L’histoire : Becker encore battu sur terre, l’exploit de Vajda

En 1988, Boris Becker tente de se remettre sur les rails après avoir connu de nombreuses déceptions lors de la saison précédente. Après avoir fait l’impasse sur l’Open d’Australie (comme 14 des 20 meilleurs joueurs mondiaux cette année-là), il prend un bon départ en remportant le titre à Indian Wells et lors de la finale du WCT, à Dallas, où il bat Stefan Edberg (6-4, 1-6, 7-5, 6-2). Lorsqu’il affronte Marian Vajda, 43e mondial, pour son premier match à Monte-Carlo (en tant que tête de série, il est exempté du premier tour), il est largement favori.

Cependant, avec son jeu de service-volée, l’Allemand n’est pas connu pour être très à l’aise sur terre battue. Il a bien atteint les demi-finales à Roland-Garros en 1987, mais il n’a jamais disputé la finale d’un tournoi sur terre battue. Au cours des 12 derniers mois, sa seule défaite au premier tour s’est produite sur ocre, à Monte-Carlo (battu par Jimmy Arias, 6-3, 6-3). Dès le début de son premier match de l’année sur terre battue, Becker manque de patience et offre trop de points à un Vajda très régulier, et il est rapidement mené 6-3, 4-1. Il semble alors que l’Allemand se dirige vers une défaite en deux petits sets. Mais le Tchécoslovaque, qui n’a jamais battu un joueur du Top 10 auparavant, tremble au moment de conclure et Becker parvient à arracher le deuxième set, 7-5. Cependant, il se montre incapable de tirer profit de cette dynamique. Breaké à trois reprises, il s’écroule et, à la stupéfaction générale, Vajda s’impose, 6-1.

“Marian m’a rendu la vie difficile sur le terrain. Il jouait très, très long, et je n’arrivais pas à m’installer dans le court. C’est beaucoup plus difficile pour moi de me préparer sur terre battue. Il faut être bien préparé. Il faut avoir quelques matchs à son actif. Plus les échanges étaient longs, plus je jouais mal”, déclare Becker, dans des propos rapportés par le Los Angeles Times.

“Boris n’a pas bien joué tactiquement aujourd’hui. J’étais plus patient dans les échanges, donc je me sentais mieux. J’ai senti que j’aurais pu passer la balle 100 fois au-dessus du filet sans jamais rater”, explique Vajda.
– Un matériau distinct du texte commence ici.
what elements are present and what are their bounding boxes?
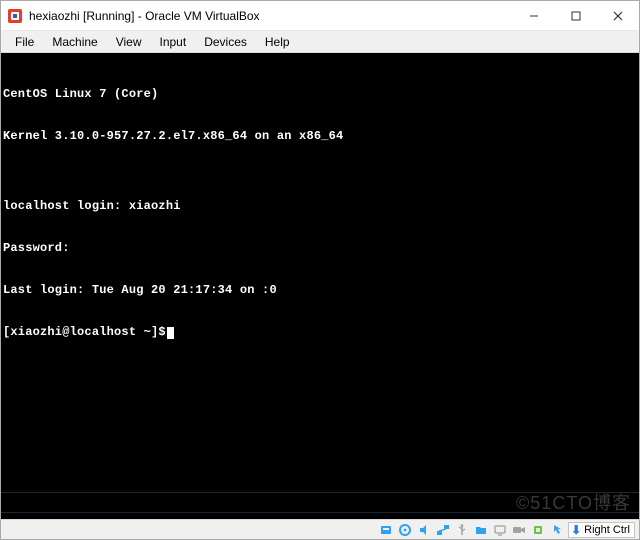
network-icon[interactable] bbox=[435, 522, 451, 538]
terminal-last-login: Last login: Tue Aug 20 21:17:34 on :0 bbox=[3, 283, 637, 297]
terminal-cursor bbox=[167, 327, 174, 339]
terminal-line: Kernel 3.10.0-957.27.2.el7.x86_64 on an … bbox=[3, 129, 637, 143]
mouse-capture-icon[interactable] bbox=[549, 522, 565, 538]
window-controls bbox=[513, 1, 639, 30]
audio-icon[interactable] bbox=[416, 522, 432, 538]
virtualbox-window: hexiaozhi [Running] - Oracle VM VirtualB… bbox=[0, 0, 640, 540]
menu-devices[interactable]: Devices bbox=[196, 33, 255, 51]
guest-display[interactable]: CentOS Linux 7 (Core) Kernel 3.10.0-957.… bbox=[1, 53, 639, 519]
terminal-line: CentOS Linux 7 (Core) bbox=[3, 87, 637, 101]
menu-help[interactable]: Help bbox=[257, 33, 298, 51]
close-button[interactable] bbox=[597, 1, 639, 30]
terminal-login-prompt: localhost login: xiaozhi bbox=[3, 199, 637, 213]
menu-machine[interactable]: Machine bbox=[44, 33, 105, 51]
menubar: File Machine View Input Devices Help bbox=[1, 31, 639, 53]
minimize-button[interactable] bbox=[513, 1, 555, 30]
virtualbox-app-icon bbox=[7, 8, 23, 24]
menu-file[interactable]: File bbox=[7, 33, 42, 51]
disk-icon[interactable] bbox=[378, 522, 394, 538]
display-icon[interactable] bbox=[492, 522, 508, 538]
maximize-button[interactable] bbox=[555, 1, 597, 30]
hostkey-label: Right Ctrl bbox=[584, 524, 630, 536]
titlebar: hexiaozhi [Running] - Oracle VM VirtualB… bbox=[1, 1, 639, 31]
menu-input[interactable]: Input bbox=[152, 33, 195, 51]
usb-icon[interactable] bbox=[454, 522, 470, 538]
host-key-indicator[interactable]: ⬇ Right Ctrl bbox=[568, 522, 635, 538]
statusbar: ⬇ Right Ctrl bbox=[1, 519, 639, 539]
cpu-icon[interactable] bbox=[530, 522, 546, 538]
separator bbox=[1, 492, 639, 493]
optical-icon[interactable] bbox=[397, 522, 413, 538]
menu-view[interactable]: View bbox=[108, 33, 150, 51]
terminal-shell-prompt: [xiaozhi@localhost ~]$ bbox=[3, 325, 637, 339]
recording-icon[interactable] bbox=[511, 522, 527, 538]
separator bbox=[1, 512, 639, 513]
hostkey-arrow-icon: ⬇ bbox=[571, 524, 581, 536]
shared-folder-icon[interactable] bbox=[473, 522, 489, 538]
window-title: hexiaozhi [Running] - Oracle VM VirtualB… bbox=[29, 9, 513, 23]
terminal-password-prompt: Password: bbox=[3, 241, 637, 255]
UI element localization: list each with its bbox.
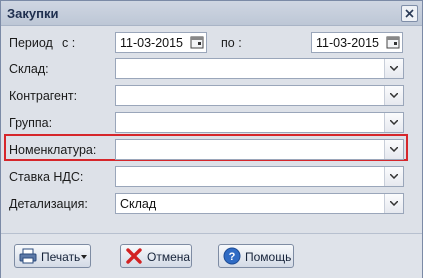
- calendar-icon[interactable]: [190, 35, 205, 50]
- print-button-label: Печать: [41, 250, 81, 264]
- date-from-field[interactable]: 11-03-2015: [115, 32, 207, 53]
- warehouse-label: Склад:: [9, 62, 49, 76]
- title-bar: Закупки: [1, 1, 422, 26]
- close-button[interactable]: [401, 5, 418, 22]
- dropdown-button[interactable]: [384, 167, 403, 186]
- detailing-select[interactable]: Склад: [115, 193, 404, 214]
- date-from-value: 11-03-2015: [120, 36, 184, 50]
- period-label: Период: [9, 36, 53, 50]
- window-title: Закупки: [7, 6, 59, 21]
- dropdown-button[interactable]: [384, 140, 403, 159]
- cancel-button-label: Отмена: [147, 250, 191, 264]
- nomenclature-select[interactable]: [115, 139, 404, 160]
- help-button-label: Помощь: [245, 250, 292, 264]
- dropdown-button[interactable]: [384, 86, 403, 105]
- cancel-button[interactable]: Отмена: [120, 244, 192, 268]
- vat-rate-label: Ставка НДС:: [9, 170, 84, 184]
- calendar-icon[interactable]: [386, 35, 401, 50]
- chevron-down-icon: [390, 66, 398, 71]
- dropdown-button[interactable]: [384, 59, 403, 78]
- detailing-label: Детализация:: [9, 197, 88, 211]
- counterparty-label: Контрагент:: [9, 89, 78, 103]
- print-button[interactable]: Печать: [14, 244, 91, 268]
- dropdown-button[interactable]: [384, 113, 403, 132]
- date-to-value: 11-03-2015: [316, 36, 380, 50]
- group-select[interactable]: [115, 112, 404, 133]
- period-from-label: с :: [62, 36, 76, 50]
- close-icon: [405, 9, 414, 18]
- detailing-value: Склад: [120, 197, 157, 211]
- group-label: Группа:: [9, 116, 53, 130]
- dropdown-button[interactable]: [384, 194, 403, 213]
- warehouse-select[interactable]: [115, 58, 404, 79]
- help-button[interactable]: ? Помощь: [218, 244, 294, 268]
- vat-rate-select[interactable]: [115, 166, 404, 187]
- chevron-down-icon: [390, 120, 398, 125]
- period-to-label: по :: [221, 36, 242, 50]
- nomenclature-label: Номенклатура:: [9, 143, 97, 157]
- date-to-field[interactable]: 11-03-2015: [311, 32, 403, 53]
- purchases-dialog: Закупки Период с : 11-03-2015 по : 11-03…: [0, 0, 423, 278]
- chevron-down-icon: [390, 93, 398, 98]
- svg-text:?: ?: [229, 251, 236, 263]
- button-bar: Печать Отмена ? Помощь: [1, 233, 422, 278]
- printer-icon: [19, 248, 37, 264]
- help-icon: ?: [223, 247, 241, 265]
- chevron-down-icon: [390, 147, 398, 152]
- counterparty-select[interactable]: [115, 85, 404, 106]
- form-body: Период с : 11-03-2015 по : 11-03-2015 Ск…: [1, 26, 422, 231]
- chevron-down-icon: [390, 201, 398, 206]
- chevron-down-icon: [390, 174, 398, 179]
- cancel-icon: [126, 248, 142, 264]
- dropdown-arrow-icon: [81, 255, 87, 259]
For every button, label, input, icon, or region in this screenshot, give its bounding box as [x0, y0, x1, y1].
La postérité du moment : L’apogée de Becker encore à venir, Vajda vers une deuxième carrière plus fructueuse

La carrière de Boris Becker connaîtra son apogée dans les années 1989-1991. Au cours de cette période, il remportera trois titres du Grand Chelem et atteindra finalement la première place mondiale le 28 janvier 1991, après avoir battu Ivan Lendl (1-6, 6-4, 6-4, 6-4) pour conquérir sa première couronne à l’Open d’Australie. Becker connaîtra ensuite des difficultés lors des saisons suivantes, et en 1993, il quittera même le top 10 pour la première fois en huit ans. En 1995, il sera battu par Pete Sampras en finale au All England Club (6-7, 6-2, 6-4, 6-2) et atteindra les demi-finales à Flushing Meadows. Mais en 1996, il remportera son sixième titre du Grand Chelem à Melbourne, en battant Michael Chang en finale (6-2, 6-4, 2-6, 6-4). Son dernier exploit sera une finale légendaire perdue contre Sampras au Masters en 1996.

Marian Vajda prendra sa retraite en 1994, ayant remporté deux titres au cours de sa carrière. Il deviendra ensuite célèbre en tant qu’entraîneur de Novak Djokovic.
25 ans après leur première rencontre, à Monte-Carlo, Becker et Vajda se retrouveront dans l’équipe de Djokovic. Ensemble, ils conduiront notamment le Serbe à réaliser le Grand Chelem en carrière en 2016.